A recurring bypass is pricing evidence, not just a discipline failure. Measure the cost gap between the governed path and the workaround, then reduce friction before raising walls — walls train climbers.

8. Metabolize Or Rot

Rot is entropy: it cannot be prevented, only metabolized faster than it accumulates. Long-lived systems survive by making change, migration, and deletion institutions, not heroics.

Budget concepts: a new noun, layer, or abstraction must remove more ambiguity than it adds, and its arrival should name a retirement candidate. Nouns that only grow are rot.

Retire deliberately, never abandon: remove the entry surface, let tooling enumerate the dependents, archive what remains as evidence. Old code is evidence of past behavior and risk, not a template to copy forward.

A whole-system rewrite proposal automatically downgrades to naming the smallest rewritable slice.
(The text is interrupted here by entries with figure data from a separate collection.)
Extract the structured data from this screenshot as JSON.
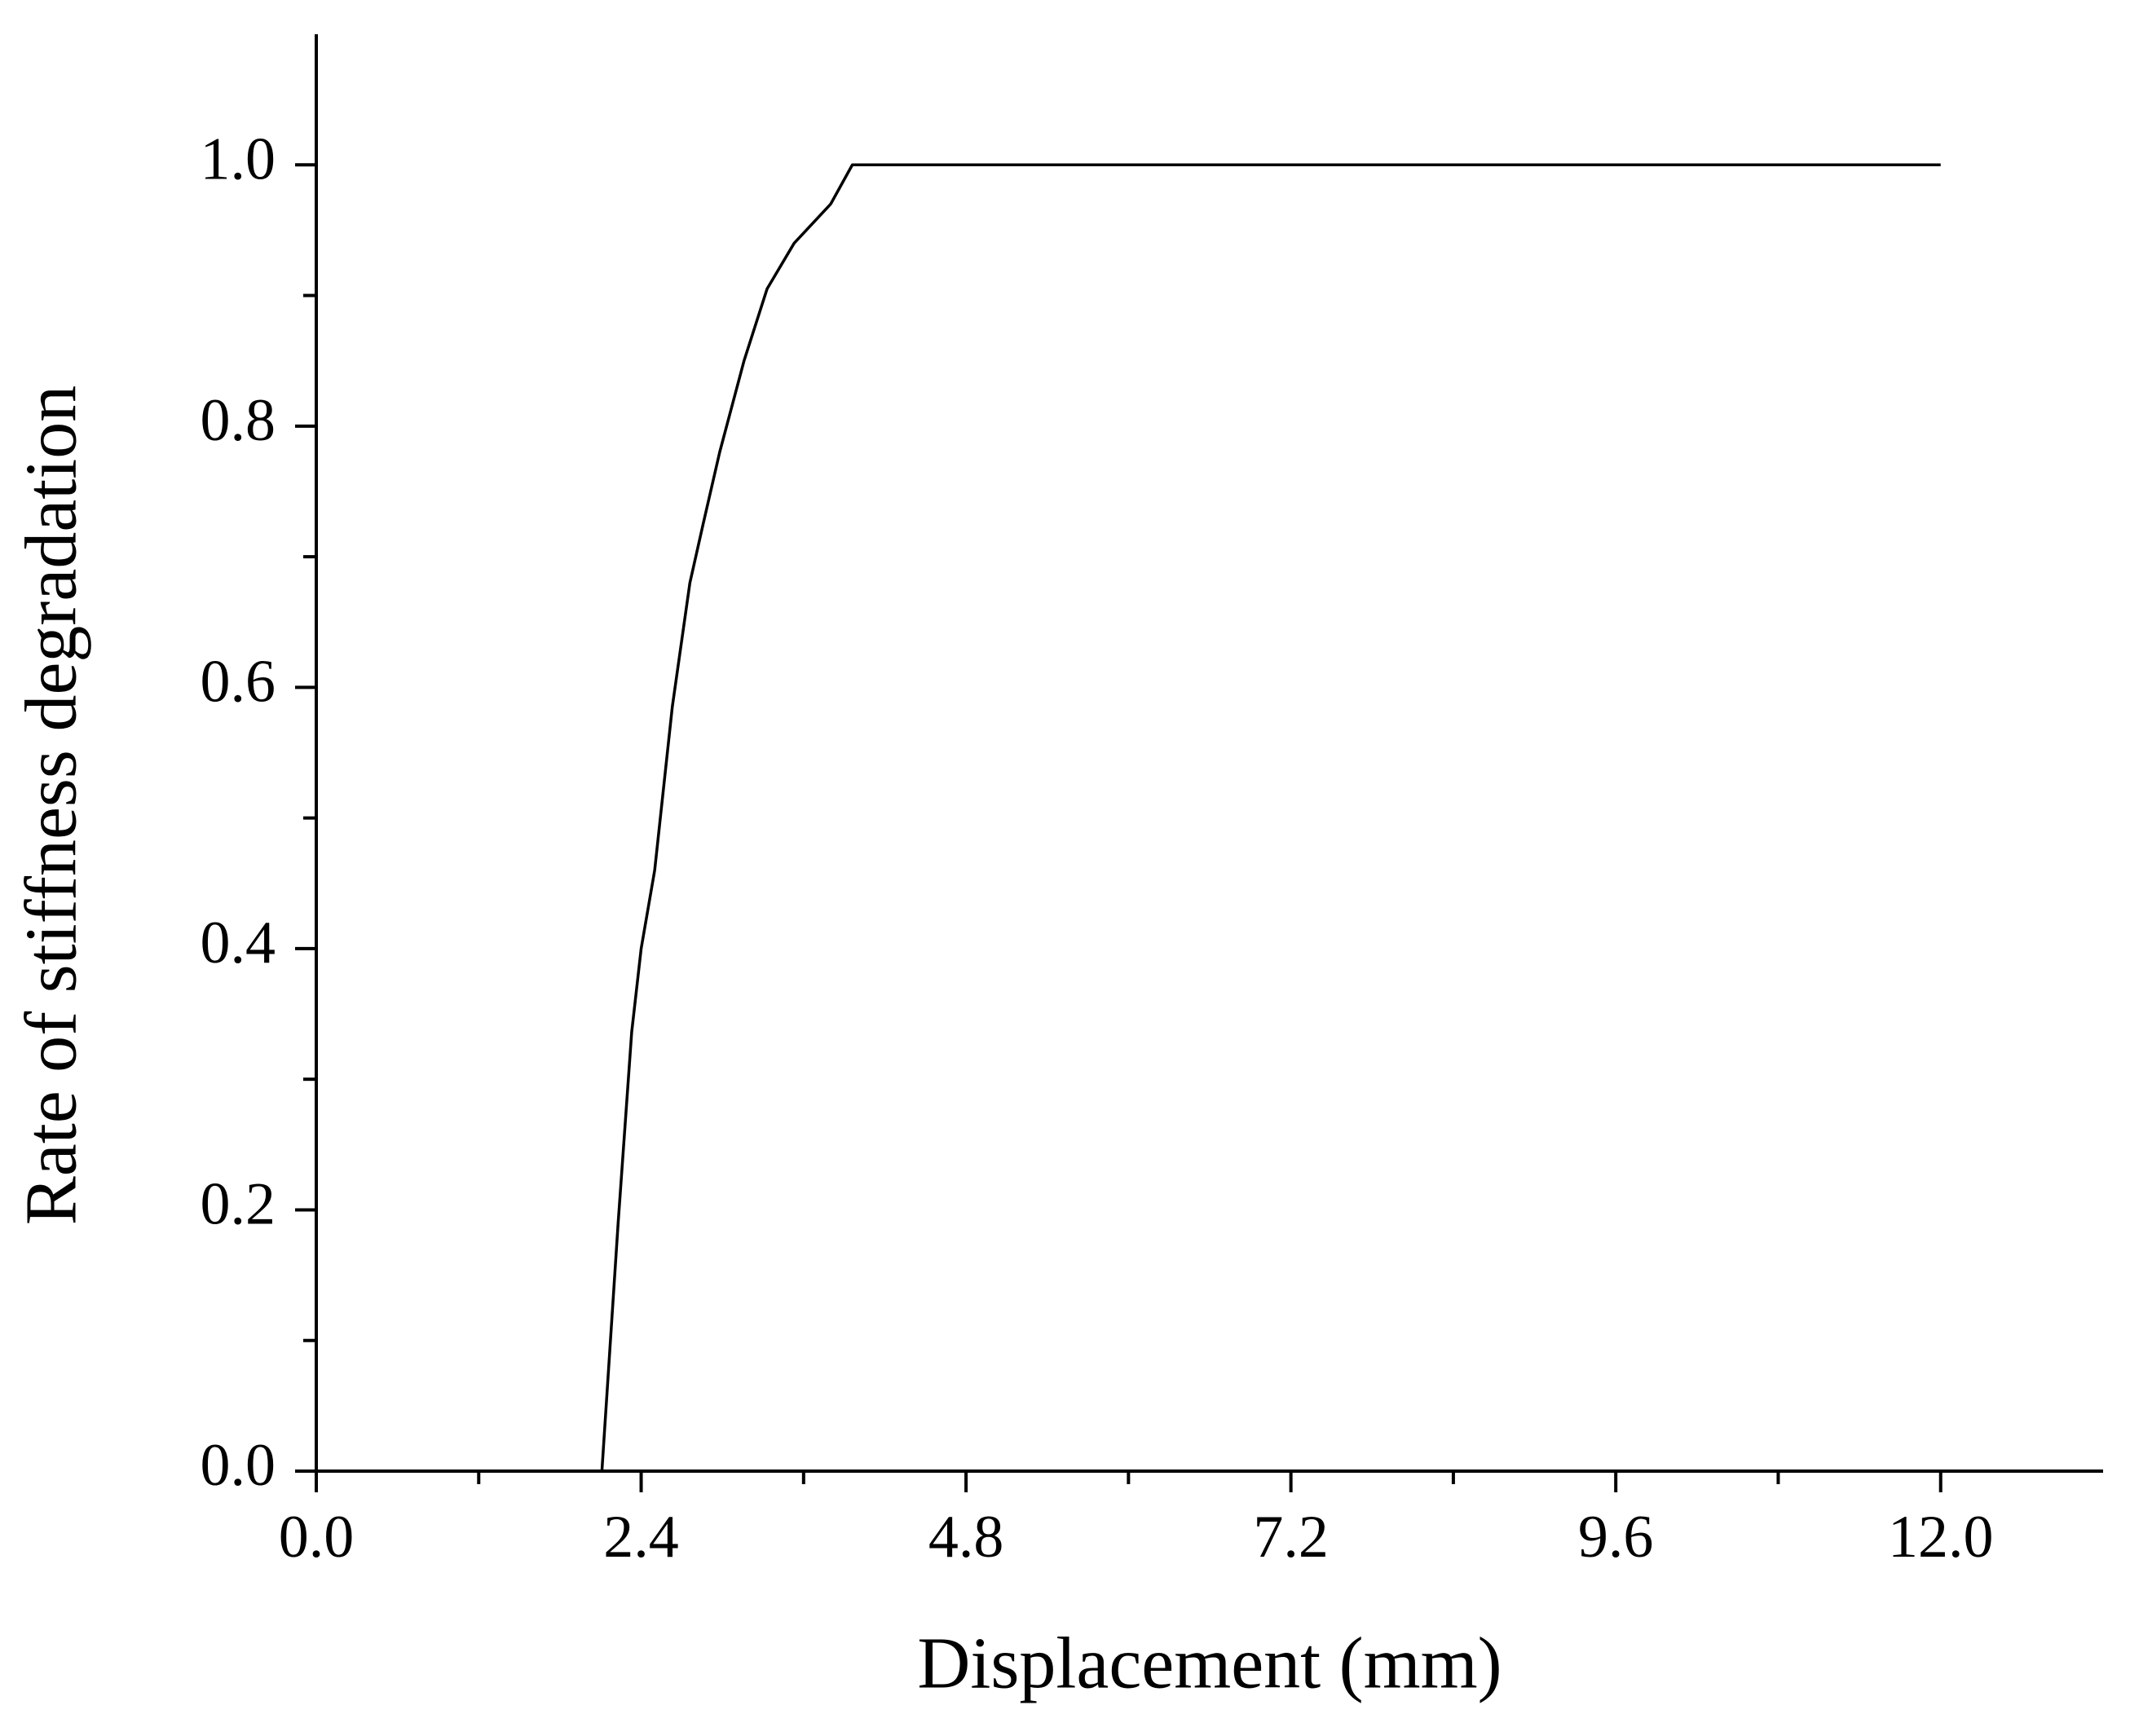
{
  "chart_data": {
    "type": "line",
    "x_label": "Displacement (mm)",
    "y_label": "Rate of stiffness degradation",
    "series": [
      {
        "color": "#000000",
        "x": [
          2.11,
          2.23,
          2.33,
          2.4,
          2.5,
          2.63,
          2.76,
          2.86,
          2.98,
          3.16,
          3.33,
          3.53,
          3.8,
          3.96,
          12.0
        ],
        "values": [
          0,
          0.19,
          0.336,
          0.4,
          0.46,
          0.585,
          0.68,
          0.726,
          0.78,
          0.85,
          0.905,
          0.94,
          0.97,
          1.0,
          1.0
        ]
      }
    ],
    "xlim": [
      0,
      13.2
    ],
    "ylim": [
      0,
      1.1
    ],
    "xticks": [
      {
        "value": 0,
        "label": "0.0"
      },
      2.4,
      4.8,
      7.2,
      9.6,
      {
        "value": 12,
        "label": "12.0"
      }
    ],
    "yticks": [
      {
        "value": 0,
        "label": "0.0"
      },
      0.2,
      0.4,
      0.6,
      0.8,
      {
        "value": 1,
        "label": "1.0"
      }
    ],
    "xminorticks": [
      1.2,
      3.6,
      6.0,
      8.4,
      10.8
    ],
    "yminorticks": [
      0.1,
      0.3,
      0.5,
      0.7,
      0.9
    ],
    "grid": false
  }
}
The stability ladder exists precisely so rewrites stay local (see Grade Every Surface).

Rules must carry their reasons. A rule whose reason is lost goes to review — not deleted in ignorance, not worshipped in fear. Architecture is enforced constraints multiplied by traceable reasons; either factor at zero zeroes the product.

Reference

Read only when needed:

• references/source-observations.md — failure-mode mechanisms, provenance, and deliberate omissions; consult before retiring or adding a rule.
• references/diagnostics.md — design-review question matrix and measurable rot indicators; consult when running an architecture review or codebase audit.